Seeing Red on the Green Dot

On the day Ireland made history by being the second country in the world to declare a Climate Emergency, the Minister for Communications, Climate Action and the Environment, Richard Bruton visited St. Augustine’s National School, Clontuskert outside Ballinasloe. On foot of this meeting, the Minister launched a new labelling system, unique to Ireland on Friday 21st June, to make it easier for people to recycle.

Minister Richard Bruton visits Clontuskert School to learn about the issues with the Green Dot

This small rural school has spent the past two years researching Ireland’s Waste Management Systems and discovered a major issue with packaging and waste separation. They wanted to alert the Minister to this problem personally and appeal to him to action change. Minister Ciaran Cannon set up the meeting, following the ESB Science Blast event at the RDS, where the students had explained the issues and their solutions, and asked him to work with the government on their behalf.

The problem arose with the Green Dot symbol. In Ireland, this European award is given by Repak. It is NOT a recycling symbol. It means that the company who made the product contributed financially towards a recycling fund in Europe and does not necessarily mean that the packaging can be recycled. These funds are used for worthy projects across Ireland; however, problems arose with the system as the Clontuskert students discovered.

In a survey of adults, designed by the students of St. Augustine’s, they found that 84% thought the Green Dot was the Recycling symbol. Furthermore, following an invite to Dunne’s SuperValu in Ballinasloe students were shocked to find that over 17% of packaging only had the Green Dot on it and could not be recycled. The findings in other supermarkets and shops are similar to this. Because the Green Dot is perceived to be the Recycling Symbol this waste goes into the recycling stream and contaminates the rest of the recycling in the bag. According to Campbell Finnie, Manager of Barna Recycling, who collaborated with Clontuskert on the project, some waste management companies send contaminated bags to landfill rather than separating the waste.

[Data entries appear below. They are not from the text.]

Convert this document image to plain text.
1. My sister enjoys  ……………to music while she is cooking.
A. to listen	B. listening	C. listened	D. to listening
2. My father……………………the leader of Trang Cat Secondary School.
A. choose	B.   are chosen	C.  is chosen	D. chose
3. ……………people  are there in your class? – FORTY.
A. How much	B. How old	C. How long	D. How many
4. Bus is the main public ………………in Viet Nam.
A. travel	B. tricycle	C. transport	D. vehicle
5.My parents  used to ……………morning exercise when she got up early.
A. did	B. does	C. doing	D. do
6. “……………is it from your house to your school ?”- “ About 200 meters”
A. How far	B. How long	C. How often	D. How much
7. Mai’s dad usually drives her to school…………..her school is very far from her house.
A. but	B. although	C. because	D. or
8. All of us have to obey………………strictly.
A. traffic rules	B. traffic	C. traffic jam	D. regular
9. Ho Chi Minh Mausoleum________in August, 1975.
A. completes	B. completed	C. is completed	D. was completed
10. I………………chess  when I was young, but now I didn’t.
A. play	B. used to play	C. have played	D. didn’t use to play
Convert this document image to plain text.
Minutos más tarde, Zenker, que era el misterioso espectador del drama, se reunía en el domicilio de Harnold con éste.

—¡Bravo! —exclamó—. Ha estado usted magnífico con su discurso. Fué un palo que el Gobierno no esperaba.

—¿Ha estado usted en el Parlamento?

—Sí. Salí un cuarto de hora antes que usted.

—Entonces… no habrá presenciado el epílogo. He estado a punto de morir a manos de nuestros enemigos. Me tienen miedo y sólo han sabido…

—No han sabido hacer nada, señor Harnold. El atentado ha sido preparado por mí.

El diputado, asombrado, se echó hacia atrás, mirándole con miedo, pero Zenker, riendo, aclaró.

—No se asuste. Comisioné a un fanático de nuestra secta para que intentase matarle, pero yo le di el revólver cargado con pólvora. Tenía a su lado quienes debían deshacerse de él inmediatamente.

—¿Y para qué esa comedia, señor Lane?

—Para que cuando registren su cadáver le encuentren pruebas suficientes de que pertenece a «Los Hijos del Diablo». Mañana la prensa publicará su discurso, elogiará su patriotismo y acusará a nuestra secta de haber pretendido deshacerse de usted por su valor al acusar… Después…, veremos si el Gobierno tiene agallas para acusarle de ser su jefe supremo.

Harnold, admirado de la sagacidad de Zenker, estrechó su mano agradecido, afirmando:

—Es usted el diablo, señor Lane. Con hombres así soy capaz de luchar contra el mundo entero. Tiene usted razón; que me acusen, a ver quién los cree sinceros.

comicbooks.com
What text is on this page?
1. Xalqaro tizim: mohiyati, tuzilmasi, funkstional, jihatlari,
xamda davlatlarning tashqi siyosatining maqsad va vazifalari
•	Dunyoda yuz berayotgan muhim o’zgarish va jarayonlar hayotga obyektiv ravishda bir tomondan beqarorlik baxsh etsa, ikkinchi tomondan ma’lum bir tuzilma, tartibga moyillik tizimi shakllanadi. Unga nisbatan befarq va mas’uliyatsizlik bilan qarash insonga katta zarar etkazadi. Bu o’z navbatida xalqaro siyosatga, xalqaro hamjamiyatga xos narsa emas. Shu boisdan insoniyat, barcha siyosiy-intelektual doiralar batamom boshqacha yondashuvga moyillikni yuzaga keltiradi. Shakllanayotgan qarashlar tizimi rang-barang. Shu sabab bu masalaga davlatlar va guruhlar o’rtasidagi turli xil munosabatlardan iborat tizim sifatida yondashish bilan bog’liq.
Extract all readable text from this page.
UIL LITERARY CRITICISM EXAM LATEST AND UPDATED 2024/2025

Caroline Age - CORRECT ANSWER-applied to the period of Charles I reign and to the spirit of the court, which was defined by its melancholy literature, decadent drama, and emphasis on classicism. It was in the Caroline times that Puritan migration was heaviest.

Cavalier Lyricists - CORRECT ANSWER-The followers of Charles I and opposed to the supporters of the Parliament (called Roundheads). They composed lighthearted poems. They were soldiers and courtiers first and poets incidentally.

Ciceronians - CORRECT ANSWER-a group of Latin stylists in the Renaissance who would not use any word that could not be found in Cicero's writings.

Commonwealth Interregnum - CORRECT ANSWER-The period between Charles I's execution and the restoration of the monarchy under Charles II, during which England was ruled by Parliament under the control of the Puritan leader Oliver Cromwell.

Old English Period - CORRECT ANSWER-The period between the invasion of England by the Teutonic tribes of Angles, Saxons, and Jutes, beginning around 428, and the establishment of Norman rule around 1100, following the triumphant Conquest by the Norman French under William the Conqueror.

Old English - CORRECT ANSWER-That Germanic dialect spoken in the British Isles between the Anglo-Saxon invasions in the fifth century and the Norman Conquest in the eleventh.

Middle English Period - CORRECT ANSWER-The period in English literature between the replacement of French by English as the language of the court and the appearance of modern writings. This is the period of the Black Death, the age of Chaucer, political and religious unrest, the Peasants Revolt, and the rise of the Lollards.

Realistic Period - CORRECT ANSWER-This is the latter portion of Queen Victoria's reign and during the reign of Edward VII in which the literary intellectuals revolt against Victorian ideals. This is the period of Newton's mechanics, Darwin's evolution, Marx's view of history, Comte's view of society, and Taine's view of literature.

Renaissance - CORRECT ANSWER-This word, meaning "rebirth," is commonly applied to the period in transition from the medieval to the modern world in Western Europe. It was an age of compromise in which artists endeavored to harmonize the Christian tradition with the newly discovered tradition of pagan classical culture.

At Galway Science and Technology Festival in November, led by teacher Kathy Colohan, students showcased their work and sought to educate people about their recycling and waste separation. The Project won the Overall Schools’ stand Award for their work. Dr. Anne Dolan of Mary Immaculate College and Nóirín Burke of Galway Atlanticaquaria, connected with the class and developed their understanding of the effects of climate change.

Clontuskert students have linked with other schools across the world to empower them to create change. They are currently members of the #NoMorePlastic project involving 416 schools across 68 countries. Here they explore, brainstorm, discuss, create, connect, reflect and share their findings via weekly videos on  Collaboration with their global peers leads to a deeper understanding about global problems with plastic, microplastics and the plastic soup in our oceans.

The students received a letter from President Michael D. Higgins who encouraged them in their work. He wrote; “As President of Ireland, I am very proud of the many young citizens in this country who are constantly willing to rethink, reimagine and re-consider the way we live in order that real difference can be achieved. The pupils of St. Augustine’s are such young citizens and I would like to thank you for your commitment to working together, to explore the many ways in which we can address the critical challenge of climate change.”

The students created a website called with a short animation to explain the problems with waste symbols in Ireland and especially with the Green Dot. They have also worked with parent and graphic designer, Caitríona Murphy to design an app to scan packaging and inform the householder of what can and cannot be recycled.

During their research, Clontuskert students found that while 25% of products had both the Green Dot and the recycling symbol, 10.5 % had no symbols at all and 60% of products with more than more two layers, were not labelled correctly! This is not only an issue in Ireland but in Europe also, compounded by the fact that 84% think the Green Dot is the recycling symbol. The new system introduced by Minister Bruton will clearly identify whether an item is widely recycled, non-recyclable or whether more information should be sought before deciding how to dispose on

Principal teacher, Kate Murray said, “The students are delighted that their work has had an impact on the way packaging symbols work in Ireland and that following his visit to Clontuskert, Minister Bruton has moved to make recycling easier for people across the country. This coordinated approach will ensure positive change for the future.”